The United States national unemployment rate is 10%, even higher in many states like California. The judicial ruling passing Assembly Bill 5, providing gig workers benefits of employees, could worsen things.
Assembly Bill 5, passed in 2019, designated that most gig workers will be considered full employees, meaning they will be entitled to minimum wages, benefits, and other protections.
Rideshare companies like Uber and Lyft argued that the law should not apply to them. Due to the pandemic, rideshare companies were already dealing with dwindling demand. With this ruling, they faced high labor costs, which means the number of jobs in an already tight labor market will reduce further. Just when households need a source of extra income, the passing of this bill is making things worse.

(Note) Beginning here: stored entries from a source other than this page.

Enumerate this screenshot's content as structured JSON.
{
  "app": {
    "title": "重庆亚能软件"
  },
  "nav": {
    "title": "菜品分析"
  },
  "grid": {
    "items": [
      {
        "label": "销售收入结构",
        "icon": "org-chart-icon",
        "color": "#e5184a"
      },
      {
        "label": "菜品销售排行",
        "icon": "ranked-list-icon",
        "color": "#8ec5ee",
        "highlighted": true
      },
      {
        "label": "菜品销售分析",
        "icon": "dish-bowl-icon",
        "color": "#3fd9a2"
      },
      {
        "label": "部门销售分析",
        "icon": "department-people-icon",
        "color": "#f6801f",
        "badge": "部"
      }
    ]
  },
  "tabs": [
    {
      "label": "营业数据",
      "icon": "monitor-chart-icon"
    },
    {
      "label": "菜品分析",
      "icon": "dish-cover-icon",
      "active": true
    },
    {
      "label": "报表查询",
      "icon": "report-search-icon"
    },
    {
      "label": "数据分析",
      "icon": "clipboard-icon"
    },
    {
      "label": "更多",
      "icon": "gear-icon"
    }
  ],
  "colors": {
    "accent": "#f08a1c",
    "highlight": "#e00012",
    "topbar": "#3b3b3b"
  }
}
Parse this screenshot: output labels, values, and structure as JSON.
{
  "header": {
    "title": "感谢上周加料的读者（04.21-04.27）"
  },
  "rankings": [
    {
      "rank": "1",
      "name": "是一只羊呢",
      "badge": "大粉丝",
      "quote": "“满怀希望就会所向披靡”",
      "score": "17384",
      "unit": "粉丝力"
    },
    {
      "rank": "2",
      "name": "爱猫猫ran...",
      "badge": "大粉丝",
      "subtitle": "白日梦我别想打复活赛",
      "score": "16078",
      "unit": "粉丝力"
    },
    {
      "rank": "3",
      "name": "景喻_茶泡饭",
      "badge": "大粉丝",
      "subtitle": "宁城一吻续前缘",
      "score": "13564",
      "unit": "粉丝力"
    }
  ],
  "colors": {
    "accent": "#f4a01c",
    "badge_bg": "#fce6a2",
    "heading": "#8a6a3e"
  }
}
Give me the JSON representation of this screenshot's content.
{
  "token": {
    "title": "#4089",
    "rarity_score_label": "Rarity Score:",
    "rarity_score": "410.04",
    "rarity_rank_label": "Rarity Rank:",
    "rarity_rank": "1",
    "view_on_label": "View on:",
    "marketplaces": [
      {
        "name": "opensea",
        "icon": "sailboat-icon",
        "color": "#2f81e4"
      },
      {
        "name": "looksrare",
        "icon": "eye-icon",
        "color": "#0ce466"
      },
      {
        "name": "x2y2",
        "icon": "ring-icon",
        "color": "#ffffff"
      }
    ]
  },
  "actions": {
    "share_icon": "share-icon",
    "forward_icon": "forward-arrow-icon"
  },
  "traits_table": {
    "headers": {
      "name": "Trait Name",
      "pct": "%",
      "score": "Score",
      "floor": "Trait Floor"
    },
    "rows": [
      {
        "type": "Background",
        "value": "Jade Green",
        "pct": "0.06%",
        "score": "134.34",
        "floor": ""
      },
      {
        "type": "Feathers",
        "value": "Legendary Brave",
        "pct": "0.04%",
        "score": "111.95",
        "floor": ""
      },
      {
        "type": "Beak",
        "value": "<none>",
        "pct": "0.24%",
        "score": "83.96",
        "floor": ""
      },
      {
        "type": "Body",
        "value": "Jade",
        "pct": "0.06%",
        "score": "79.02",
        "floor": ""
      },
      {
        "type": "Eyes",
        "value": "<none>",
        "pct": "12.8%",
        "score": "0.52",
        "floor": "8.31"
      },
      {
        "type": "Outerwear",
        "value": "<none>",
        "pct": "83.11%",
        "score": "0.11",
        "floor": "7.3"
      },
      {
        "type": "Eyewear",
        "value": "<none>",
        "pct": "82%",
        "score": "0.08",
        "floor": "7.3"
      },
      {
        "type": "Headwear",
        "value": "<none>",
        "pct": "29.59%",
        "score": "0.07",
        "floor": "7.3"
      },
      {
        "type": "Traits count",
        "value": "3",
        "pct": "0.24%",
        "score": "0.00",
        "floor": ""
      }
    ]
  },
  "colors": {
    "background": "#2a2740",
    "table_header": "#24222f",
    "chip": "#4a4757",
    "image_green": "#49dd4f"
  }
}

Most of the gig or contract workers prefer flexibility and have opposed the passing of Assembly Bill 5. Many of them work for additional income from other jobs, and turning contractors into full-time employees makes them expensive for employers, which means fewer jobs. Moreover, converting freelancers to permanent employees destroys the flexibility of hiring contract workers.
In the labor market, gig work keeps people active even when the economy is not in good shape. Long periods of unemployment can make it harder for people to find a job and may even erode skills. By doing part-time or freelance work, people can avoid falling into the trap of long-term unemployment. It not only provides structure but boosts morale.
The passing of Assembly Bill 5 was a bad decision as it took away the flexibility and freedom for gig workers to work for themselves.